Friday, April 3, 2009

Mercy Street

I was reading Linda Sexton's op-ed piece today about the recent suicide of Nicolas Hughes, Sylvia Plath's son. Linda is the daughter of poet Anne Sexton, whose mental illness led her to take her own life in 1974. What caught my eye though was the allusion to one of Anne Sexton's works, 45 Mercy Street.

I immediately thought of Peter Gabriel's own "Mercy Street". A quick search later (I love living in the future) and sure enough; Peter Gabriel's song was about Anne Sexton. I have always loved the haunting beauty of this song, and as I read comments from other fans of the song, I realized I wasn't the only one it bought to tears.

While I never knew (until today) what the references to the song were about, they resonated with me in ways that spoke to my own interpretation.
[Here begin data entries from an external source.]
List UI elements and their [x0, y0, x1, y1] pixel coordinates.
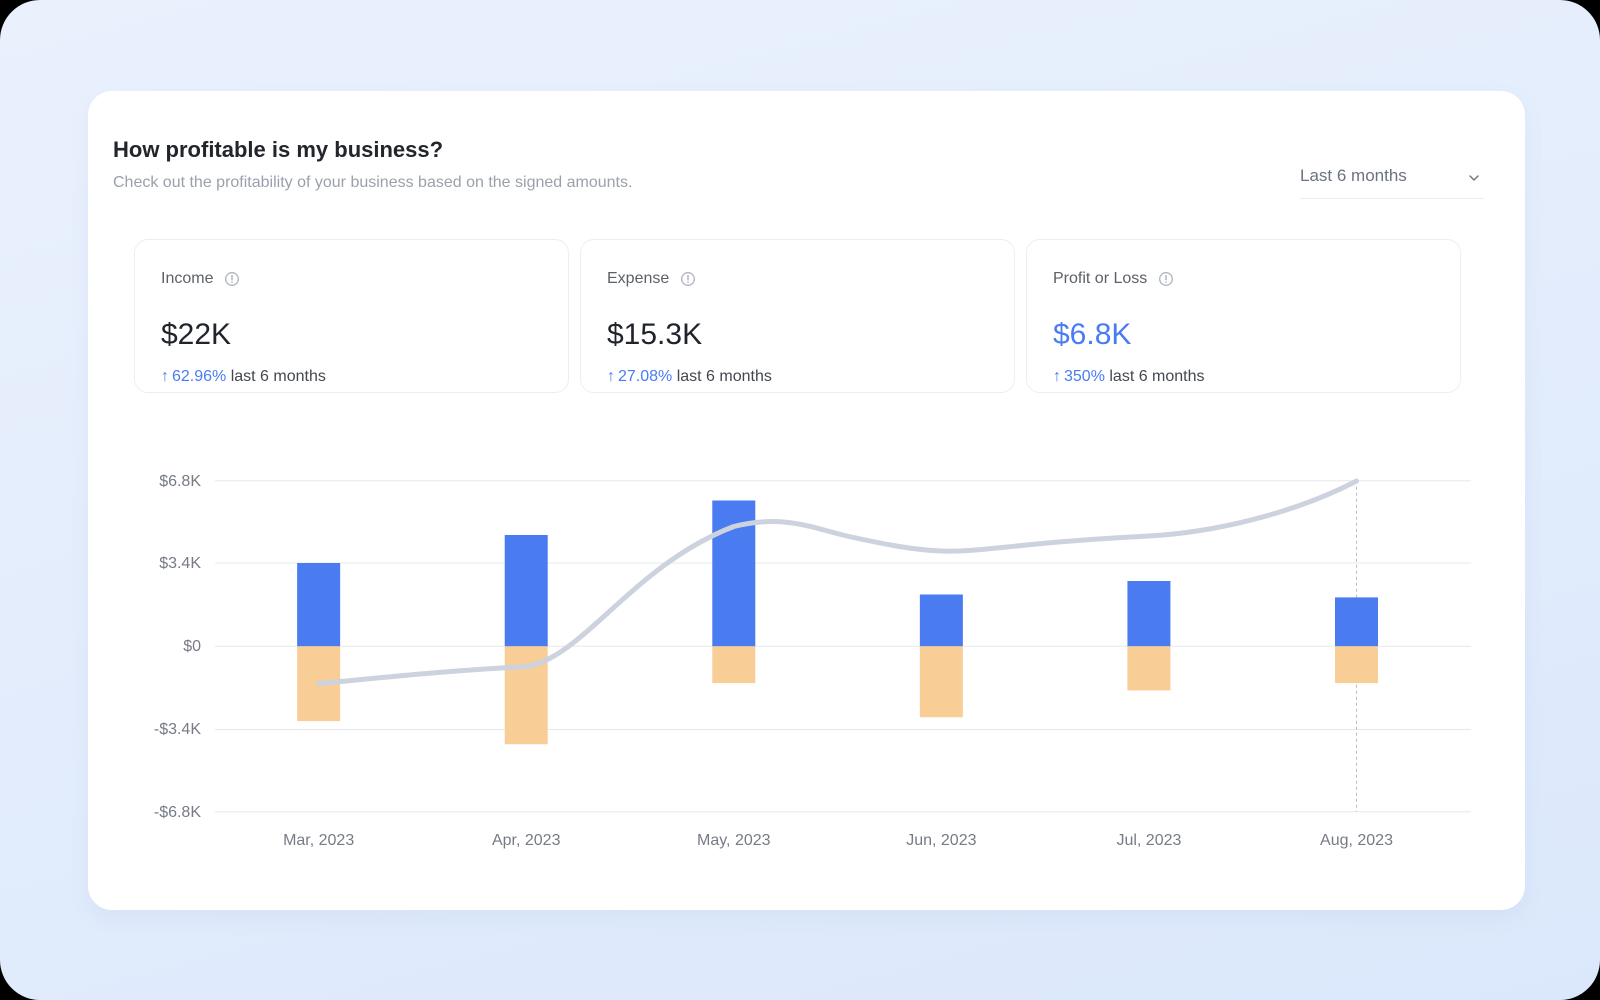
svg-text:-$6.8K: -$6.8K [154, 804, 201, 821]
svg-text:Aug, 2023: Aug, 2023 [1320, 832, 1393, 849]
svg-text:$0: $0 [183, 638, 201, 655]
svg-text:$3.4K: $3.4K [159, 555, 201, 572]
svg-text:Jun, 2023: Jun, 2023 [906, 832, 976, 849]
svg-text:May, 2023: May, 2023 [697, 832, 771, 849]
svg-text:Apr, 2023: Apr, 2023 [492, 832, 561, 849]
svg-text:Mar, 2023: Mar, 2023 [283, 832, 354, 849]
svg-text:Jul, 2023: Jul, 2023 [1116, 832, 1181, 849]
svg-text:$6.8K: $6.8K [159, 473, 201, 490]
svg-text:-$3.4K: -$3.4K [154, 721, 201, 738]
The search for the unfindable Mercy Street evokes the sad, quixotic search for one's own childhood, the crushing realization that it is gone forever. Likewise, the tender verse about "the tremble in her hips...of kissing Mary's lips" brings back the flood of emotions that surrounded our first encounters with love and intimacy and the same sadness of never being able to recapture that time again.

Two years ago, when my father died, Mercy Street was the first song I put on my playlist. I remember sitting with my brother Mark, in a darkened room, listening. The the mood that the song creates and the vague references to "her father", and the overall feeling of loss the song conveyed were the perfect accompaniment to our grief.

Naturally I looked up Sexton's unfinished poem 45 Mercy Street (her original 45 Marcy Street was a play, now long out of print). It is a perfect complement to Gabriel's Mercy Street, although I found its tone a little more desperate and resigned. It was as if her madness, and her realization of it, was just a little closer to the surface.

Anyway, read Anne Sexton's poem. Then put on Gabriel's Mercy Street. (and don't forget the box of tissues).